I will be following this Project closely and maybe trying to replicate parts of it in here. Maybe you and other good authors can pavê the way for a new future.

Thank you and , again, amazing idea!!
Welcome, windows phone 8!!

It's a bold plan. Are you betting the farm on it? :)

Great idea, and I look forward to seeing how this plays out...

August 27, 2012 | Unregistered CommenterJeremy McCliment

This is a a great idea, hope it takes off. Maybe you could enlist some help from Patricia Harkins-Bradley. <>

August 27, 2012 | Unregistered CommenterGregory House

1st off I'd like to say you have one reader lined up. Will you incorporate some kind of way for people to get notifications when the next piece is ready? Also will Rafeal be contributing? His nutter remark seems to indicate he won't but that's a kneejerk reaction maybe <grin>

Anyhow looking forward and best of luck with the schedule ;)


August 27, 2012 | Unregistered CommenterRalf Hermsen

I think this is a great idea. I found your site when I was doing WP7 research and I've been visiting it everyday, multiple times a day since then. I enjoy your podcasts as well and can't help but be excited about the prospect of your new idea. It's odd that you mention WP8 now because I was just starting to look for WP8 info (as my contract is almost up) and I see you tweeting about the new book. Looks like I got a new site to pin in Windows 8 ;)

August 27, 2012 | Unregistered CommenterThundr

Sign me up! More than happy to contribute from the "noob" perspective.

August 27, 2012 | Unregistered CommenterJoel

Seems like a great idea to me. I look forward to reading it.

August 27, 2012 | Unregistered CommenterRob Keiser

Good Luck. Looking forward to reading about Win Phone 8

August 27, 2012 | Unregistered Commenterbarry

I applaud your experiment, and look forward to participating! Publishing HAS to change.

August 27, 2012 | Unregistered CommenterAlan Gant

Looking forward to this, I hope to make the switch to windows phone in November.

August 27, 2012 | Unregistered CommenterFred

I would be more than happy to help with the book.
BTW: this site captcha proved that I'm not human :) I could read 1 of 5

August 27, 2012 | Unregistered CommenterPetr

Really exciting news for Windows Phone fans. I would be glad to offer any kind of help, especially with making Windows 8/Windows Phone apps for the book.

August 27, 2012 | Unregistered CommenterJonas

I applaud you for doing this again and a thumbs up for getting everyone involved. I look for to it and my future windows phone 8

August 27, 2012 | Unregistered CommenterSKBorders

I was hoping that you might do just this. I'm looking forward to the process and the information that will be shared. The very best of Luck!!

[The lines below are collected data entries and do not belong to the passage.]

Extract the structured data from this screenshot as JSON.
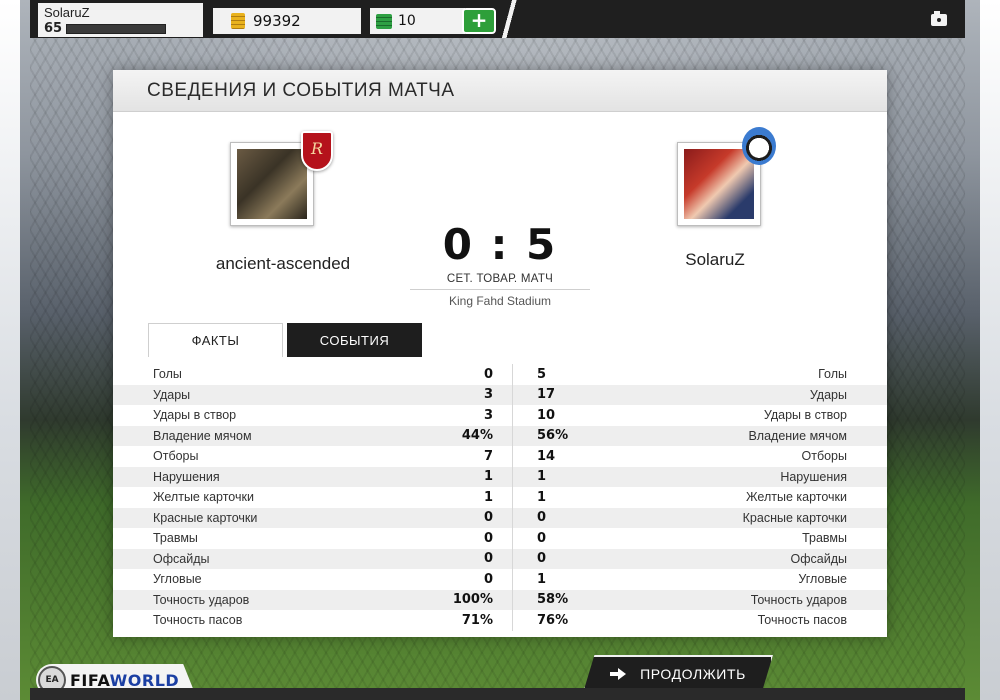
{
  "topbar": {
    "username": "SolaruZ",
    "level": "65",
    "coins": "99392",
    "points": "10",
    "plus_label": "+"
  },
  "panel": {
    "title": "СВЕДЕНИЯ И СОБЫТИЯ МАТЧА"
  },
  "match": {
    "home_team": "ancient-ascended",
    "away_team": "SolaruZ",
    "score": "0 : 5",
    "match_type": "СЕТ. ТОВАР. МАТЧ",
    "stadium": "King Fahd Stadium"
  },
  "tabs": [
    {
      "label": "ФАКТЫ",
      "active": true
    },
    {
      "label": "СОБЫТИЯ",
      "active": false
    }
  ],
  "stats": [
    {
      "label": "Голы",
      "home": "0",
      "away": "5"
    },
    {
      "label": "Удары",
      "home": "3",
      "away": "17"
    },
    {
      "label": "Удары в створ",
      "home": "3",
      "away": "10"
    },
    {
      "label": "Владение мячом",
      "home": "44%",
      "away": "56%"
    },
    {
      "label": "Отборы",
      "home": "7",
      "away": "14"
    },
    {
      "label": "Нарушения",
      "home": "1",
      "away": "1"
    },
    {
      "label": "Желтые карточки",
      "home": "1",
      "away": "1"
    },
    {
      "label": "Красные карточки",
      "home": "0",
      "away": "0"
    },
    {
      "label": "Травмы",
      "home": "0",
      "away": "0"
    },
    {
      "label": "Офсайды",
      "home": "0",
      "away": "0"
    },
    {
      "label": "Угловые",
      "home": "0",
      "away": "1"
    },
    {
      "label": "Точность ударов",
      "home": "100%",
      "away": "58%"
    },
    {
      "label": "Точность пасов",
      "home": "71%",
      "away": "76%"
    }
  ],
  "footer": {
    "continue_label": "ПРОДОЛЖИТЬ",
    "logo_fifa": "FIFA",
    "logo_world": "WORLD",
    "ea_label": "EA"
  },
  "colors": {
    "accent_green": "#2e9f3a",
    "dark": "#1e1e1e",
    "coin_gold": "#e9b21d"
  }
}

August 27, 2012 | Unregistered CommenterMark


Thank you in advance for all the hard work that will go into the new book. I look forward to being part of the process.

Take Care,

August 27, 2012 | Unregistered CommenterLeo Conway

This is very interesting Paul and I look forward to helping with feedback and such.

If you went with Amazon can the book be updated on the fly and updates are sent to the readers like an app on Windows Phone? Or it doesn't work that way? I ask because it would be interesting if as you write (or re-write) a chapter or two, if you can upload it to Amazon and then the reader when he/she opens the book will see new chapters that have appeared or have been tweaked. A live book in a way. I'm not sure how ebooks work though, I never heard of an ebook getting constant updates and revisions.